The recommendation comes just months after Amnesty International released a damning report following its own investigations into the regime’s 1988 massacre. The group found that the regime had executed thousands of members of the political opposition group, the People’s Mujahedin Organisation of Iran (MEK).

“While it may appear that these crimes belong to a distant past, the pain and anguish inflicted on the family members of the victims is both severe and current,” the statement read. The Iranian regime continues to withhold information regarding the whereabouts of the victims, preventing their families from disposing of the remains according to their religious or cultural rituals.

Most of the bodies were disposed of in unmarked graves at undisclosed locations that remain concealed to this day. Amnesty International puts the death toll at around 5,000, however, some estimates suggest up to 30,000 political prisoners, mainly MEK members and other political dissidents were killed in the summer of 1988.

The Iranian regime has not taken any action to bring those accountable for these forced disappearances to justice. Quite the opposite, current Iranian president, Hassan Rouhani, has filled his cabinet with a number of prominent regime figures who played an active role in the 1988 massacre. “They have also subjected survivors, families of victims and human rights defenders to reprisals for seeking truth and justice.”

Amnesty International’s statement read, “for years, Iranian officials at all levels have sought to disguise, distort, and “justify” the mass extrajudicial executions.” They have denied the scale of the massacre and attempted to pass the deaths off as “battlefield deaths”.

A Crumbling Wall of Secrecy

In recent years, events have chipped away at the regime’s wall of secrecy surrounding the 1988 massacre. Leaked official records have revealed the planning of the executions. In response, the regime has intensified efforts to vilify and demonize the victims, labeling them “murders,” “terrorists,” and drug addicts.

Beyond the 1988 massacre, even today, the Iranian regime arbitrarily detains journalists, protestors, dissidents, lawyers, activists, religious and ethnic minorities, trade unionists, and members of the MEK. While in regime custody, prisoners are also routinely subjected to torture and inhumane living conditions.

“This succession of grave human rights violations committed in Iran is inextricably linked to the impunity the Iranian authorities have enjoyed,” Amnesty International wrote.

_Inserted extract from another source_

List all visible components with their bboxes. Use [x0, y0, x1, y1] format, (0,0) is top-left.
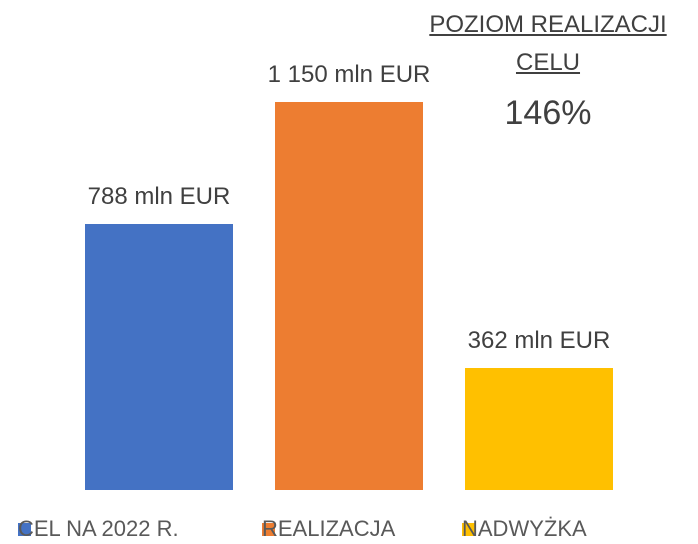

The statement concluded with the human rights group urging “states to break this link, to speak openly and firmly about Iran’s ongoing crimes against humanity.” Amnesty International calls on the UNHRC to find the location of the remains of the victims killed in 1988. It also asks that the UN protects the victims’ family members from harassment and intimidation and puts an end to arbitrary detention in Iran.

Finally, the group asked for the UN to “identify effective pathways to justice, truth and reparation with a view to ensuring those suspected of responsibility are prosecuted in fair trials, without imposing the death penalty.”